Polyelectrolyte complex (PEC) hydrogels are advantageous as therapeutic agent and cell carriers. However, due to the weak nature of physical crosslinking, PEC swelling and cargo burst release are easily initiated. Also, most current cell-laden PEC hydrogels are limited to fibers and microcapsules with unfavorable dimensions and structures for practical implantations. To overcome these drawbacks, alginate (Alg)/poly-L-ornithine (PLO) PEC hydrogels are fabricated into microcapsules, fibers, and bulk scaffolds to explore their feasibility as drug and cell carriers. Stable Alg/PLO microcapsules with controllable shapes are obtained through aqueous electrospraying technique, which avoids osmotic shock and prolongs the release time. Model enzyme and nanosized cargos are successfully encapsulated and continuously released for more than 21 days. Alg/PLO PEC fibers are then prepared to encapsulate brown adipose progenitors (BAPs) and Jurkat T cells. The electrostatic interactions between Alg and PLO are found to facilitate the printability and self-support ability of Alg/PLO bioinks. Alg/PLO PEC fibers and scaffolds support cell proliferation, differentiation, and functionalization. These results demonstrate new options for biocompatible PEC hydrogel preparation and improve the understanding of PEC hydrogels as drug and cell carriers.

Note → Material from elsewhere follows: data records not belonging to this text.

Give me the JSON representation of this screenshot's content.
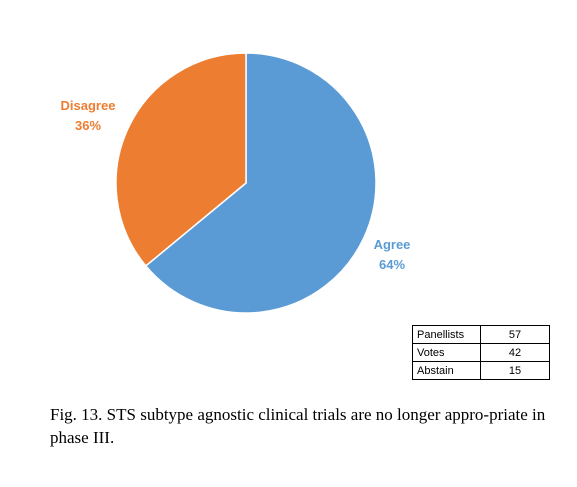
{
  "chart_data": {
    "type": "pie",
    "slices": [
      {
        "label": "Agree",
        "value": 64,
        "value_label": "64%",
        "color": "#5b9bd5"
      },
      {
        "label": "Disagree",
        "value": 36,
        "value_label": "36%",
        "color": "#ed7d31"
      }
    ],
    "start": "12 o'clock",
    "direction": "clockwise"
  },
  "table": {
    "rows": [
      {
        "label": "Panellists",
        "value": "57"
      },
      {
        "label": "Votes",
        "value": "42"
      },
      {
        "label": "Abstain",
        "value": "15"
      }
    ]
  },
  "caption": {
    "text": "Fig. 13. STS subtype agnostic clinical trials are no longer appro-priate in phase III."
  }
}
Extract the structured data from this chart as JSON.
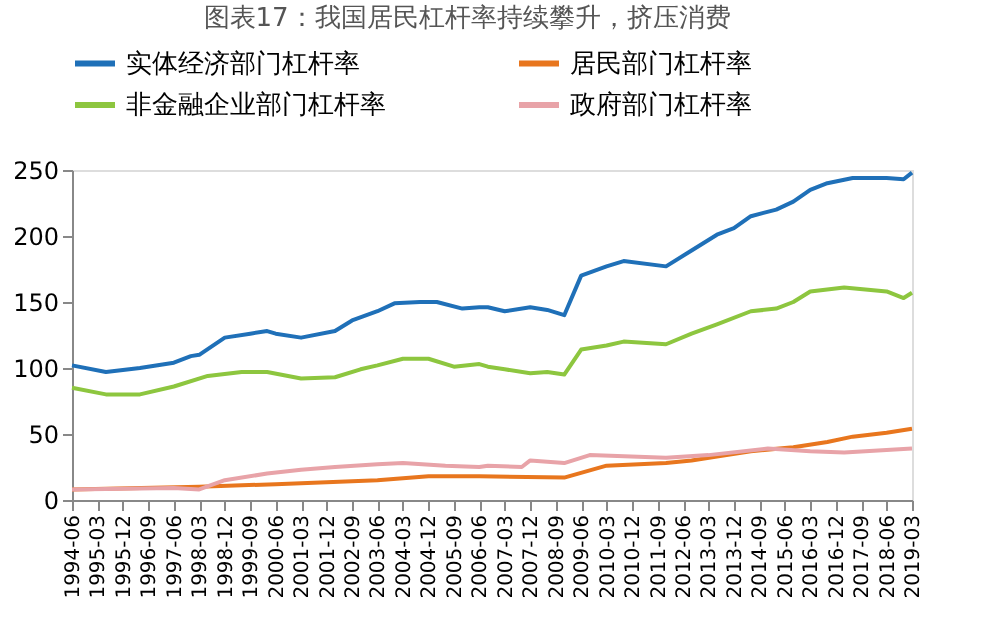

In this study, the concept of polyelectrolyte complex hydrogel networks as drug and cell carriers has been demonstrated. Their feasibility to achieve sustained drug release and cell functionality was explored, from microcapsules to fibers to three-dimension printed scaffolds. PEC microcapsules with controllable shapes were obtained. Therapeutic drugs can be encapsulated and continuously release for more than 21 days. Benefiting from the dynamic interactions of physically crosslinked PEC, self-healing fibers were achieved. Besides, the electrostatic interactions between polyelectrolytes were found to facilitate the printability and self-support ability of PEC bioinks. The PEC fibers and scaffolds with controllable structure supported cell proliferation, differentiation, and function. The outcome of current research promotes design of new biocompatible PEC hydrogels and potential drug and cell carriers.